(On March 22, National Endowment for the Arts Chairman Rocco Landesman addressed a group of foundations about how the idea of creative placemaking evolved into ArtPlace, a new, national initiative to revitalize communities through the arts. Rasmuson Foundation was an inaugural investor. In January, ArtPlace announced that seven Alaska organizations were among the finalists for $15 million in creative placemaking grants. We share Landesman’s remarks here.)
The last chairman of the NEA was a poet, and he made great advances in the agency’s work with poetry, literature, and Shakespeare. When my appointment was announced, I think the theater community puffed up a bit and said, “Great! Now it’s our turn.”
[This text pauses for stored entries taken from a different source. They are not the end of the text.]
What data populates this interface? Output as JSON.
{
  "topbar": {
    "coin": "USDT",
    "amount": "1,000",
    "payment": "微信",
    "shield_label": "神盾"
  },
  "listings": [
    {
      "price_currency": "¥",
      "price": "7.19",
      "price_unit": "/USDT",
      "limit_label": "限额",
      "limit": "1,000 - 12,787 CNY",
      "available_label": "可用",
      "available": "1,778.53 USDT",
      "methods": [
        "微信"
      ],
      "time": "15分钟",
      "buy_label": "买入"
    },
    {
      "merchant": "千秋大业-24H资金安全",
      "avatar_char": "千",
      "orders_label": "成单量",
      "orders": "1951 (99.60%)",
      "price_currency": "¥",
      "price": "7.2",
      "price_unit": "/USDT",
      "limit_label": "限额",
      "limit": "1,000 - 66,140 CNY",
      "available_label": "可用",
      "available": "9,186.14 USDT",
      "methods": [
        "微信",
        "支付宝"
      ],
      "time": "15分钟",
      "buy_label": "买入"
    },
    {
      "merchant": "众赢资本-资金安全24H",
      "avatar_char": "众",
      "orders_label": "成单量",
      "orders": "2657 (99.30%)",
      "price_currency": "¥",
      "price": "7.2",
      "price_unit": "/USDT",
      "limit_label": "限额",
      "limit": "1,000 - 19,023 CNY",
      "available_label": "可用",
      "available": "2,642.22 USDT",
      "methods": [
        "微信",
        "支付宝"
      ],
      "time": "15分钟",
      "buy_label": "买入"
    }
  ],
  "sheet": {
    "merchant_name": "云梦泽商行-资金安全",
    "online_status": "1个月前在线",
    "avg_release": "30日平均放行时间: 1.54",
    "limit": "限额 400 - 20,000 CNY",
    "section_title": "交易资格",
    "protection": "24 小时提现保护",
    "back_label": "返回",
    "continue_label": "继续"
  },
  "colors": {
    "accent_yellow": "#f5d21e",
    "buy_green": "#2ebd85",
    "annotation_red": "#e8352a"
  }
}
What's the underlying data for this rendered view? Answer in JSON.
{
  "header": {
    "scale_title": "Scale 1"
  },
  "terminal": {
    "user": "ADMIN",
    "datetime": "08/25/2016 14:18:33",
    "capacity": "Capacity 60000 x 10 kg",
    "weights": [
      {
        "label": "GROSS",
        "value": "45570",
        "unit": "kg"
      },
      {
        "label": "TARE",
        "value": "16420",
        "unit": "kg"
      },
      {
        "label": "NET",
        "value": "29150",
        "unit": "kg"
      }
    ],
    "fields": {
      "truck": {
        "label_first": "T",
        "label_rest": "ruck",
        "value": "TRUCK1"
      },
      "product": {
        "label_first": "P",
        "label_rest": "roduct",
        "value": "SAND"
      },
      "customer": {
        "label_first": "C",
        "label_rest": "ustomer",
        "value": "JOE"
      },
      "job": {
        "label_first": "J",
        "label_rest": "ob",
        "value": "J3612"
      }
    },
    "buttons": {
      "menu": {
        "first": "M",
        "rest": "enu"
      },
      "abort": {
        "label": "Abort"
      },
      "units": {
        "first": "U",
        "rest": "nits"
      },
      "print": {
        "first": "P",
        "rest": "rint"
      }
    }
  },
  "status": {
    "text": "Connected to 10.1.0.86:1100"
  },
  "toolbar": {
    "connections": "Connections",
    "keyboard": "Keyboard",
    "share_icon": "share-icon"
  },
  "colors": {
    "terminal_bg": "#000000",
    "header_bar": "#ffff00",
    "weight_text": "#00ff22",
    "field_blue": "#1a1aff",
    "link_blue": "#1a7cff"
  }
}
Sadly for them, that has not turned out to be the case. I think my tenure at the NEA will be remembered for two things, our focus on creative placemaking and our partnerships with other federal agencies and all of you in the private sector.
Let me start with creative placemaking, which is simply the ways in which communities use the arts to help shape their social, physical, and economic characters. Or to put it another way, cities and towns literally change when you bring artists to the center of them. I witnessed this first hand during my time in New York City as I watched the transformations of everything from Times Square to the South Bronx. And now that I am at the NEA, I have seen this happen from Sitka, Alaska, to Opa-Locka, Florida. In each of these towns, I saw the same three critical ingredients for success:
- A history and tradition of the arts. You can’t just parachute into the desert and make something happen…I mean, not unless you’re in Marfa, Texas, or at Burning Man.
- A committed philanthropic sector: 87% of the support for the arts in this country comes from non-governmental funds.
- Local political leaders that “get it.” And almost all of the mayors I have met in the past three years do.